- The paper presents a novel query expansion method using an evolving thinking process to surface latent concepts and improve retrieval diversity.
- It utilizes iterative corpus interaction to refine the query in multiple rounds, enhancing semantic coverage and reducing redundancy.
- Experimental results on TREC DL and BRIGHT benchmarks demonstrate superior performance in zero-shot settings with high mAP and ndcg@10 scores.
ThinkQE: Query Expansion via an Evolving Thinking Process
ThinkQE introduces a novel query expansion framework aimed at enhancing exploration and result diversity in web search, addressing the limitations of existing methods that focus too narrowly on single aspects of a query. This paper presents ThinkQE, which utilizes a thinking-based expansion process combined with corpus interaction to iteratively refine query expansions using retrieval feedback.
Introduction
Query expansion (QE) is a critical technique in information retrieval that involves broadening and enriching the initial query to improve retrieval effectiveness. Traditional QE methodologies and retrieval models like BM25 mainly focus on reinforcing core query intent and capturing diverse facets of information needs. Despite recent advances using LLMs, existing QE approaches often fail to offer sufficient exploration and semantic diversity, resulting in expansions that are overly confident and narrow in scope.
Method
ThinkQE leverages two key innovations:
- Thinking-based Expansion: The LLM generates expansions using an explicit thinking chain to surface latent concepts and alternative interpretations. The process begins with retrieving initial documents via BM25, serving as the grounding context.
- Corpus Interaction: The expansion dynamically evolves through multiple iterative rounds of retrieval-feedback interaction, allowing the query to adapt and refine based on new evidence. This iterative loop ensures expanding the semantic scope and capturing diverse relevant documents.
Figure 1: Impact of evolving corpus interaction process.
The query expansion proceeds as follows:
- Initial Retrieval: Begin by retrieving top-K documents using BM25 to serve as context.
- Thinking and Expansion: Generate expansions in a two-phase process (thinking followed by expansion), facilitated by a model trained to articulate reasoning chains.
- Iterative Retrieval and Redundancy Filtering: Iterative expansion involves progressively refining the query using feedback from newly retrieved documents, with redundancy filtering to promote diversity.
- Expansion Accumulation: Concatenate expansions across rounds to form the updated query while mitigating the dilution of original query meaning.
Experimental Results
ThinkQE was evaluated on TREC DL benchmarks and the BRIGHT benchmark, demonstrating superior performance compared to other methods, especially in zero-shot settings. Key findings included:
- DL Benchmarks: ThinkQE outperformed zero-shot expansion methods, achieving top scores in metrics like mAP, ndcg@10, and R@1k.

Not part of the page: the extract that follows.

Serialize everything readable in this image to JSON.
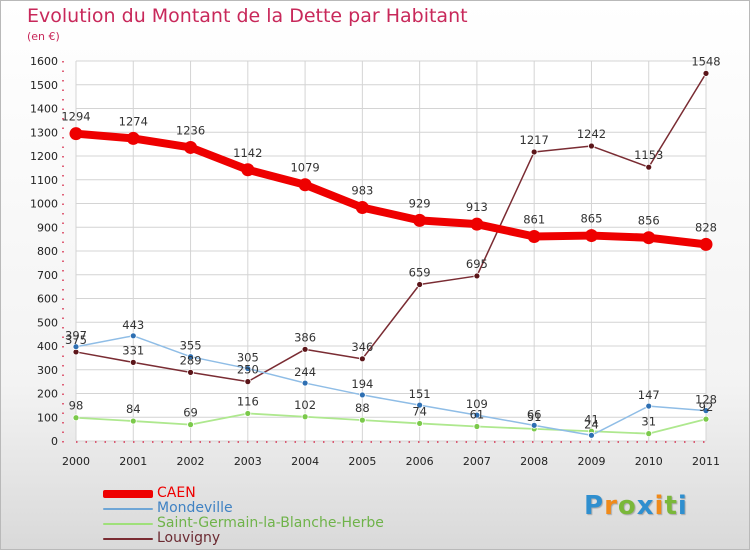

- BRIGHT Benchmark: The framework excelled in reasoning-oriented sub-domains, achieving competitive results despite being a training-free method.
Analysis
Impact of Thinking Process
Ablation studies confirmed the necessity of the explicit thinking process in enhancing the quality of query expansions. Models incorporating thinking-based reasoning significantly outperformed variants without this component.
Corpus Interaction Strategy
The evolving corpus interaction proved effective, outperforming static expansion strategies by iteratively refining queries based on newly retrieved documents. This dynamic approach facilitated enhanced diversity and coverage.
Redundancy Filtering and Expansion Accumulation
These mechanisms are critical for maximizing retrieval performance. Expansion accumulation enabled building upon prior expansions, while redundancy filtering promoted diverse document retrieval across iterative rounds.
Conclusion
ThinkQE provides a robust method for query expansion, seamlessly integrating LLM-based thinking and dynamic corpus interaction. This framework not only enhances exploration and diversity at test-time but also achieves strong competitive performance across diverse benchmarks without requiring additional training.
Limitations
Despite its advantages, ThinkQE introduces higher latency and computational cost at inference time. Its suitability for multilingual search tasks remains to be evaluated. Furthermore, scaling ThinkQE for production use may require addressing these computational constraints.
The advancements presented by ThinkQE offer valuable insights for future research in query expansion and its applications in AI-driven retrieval systems.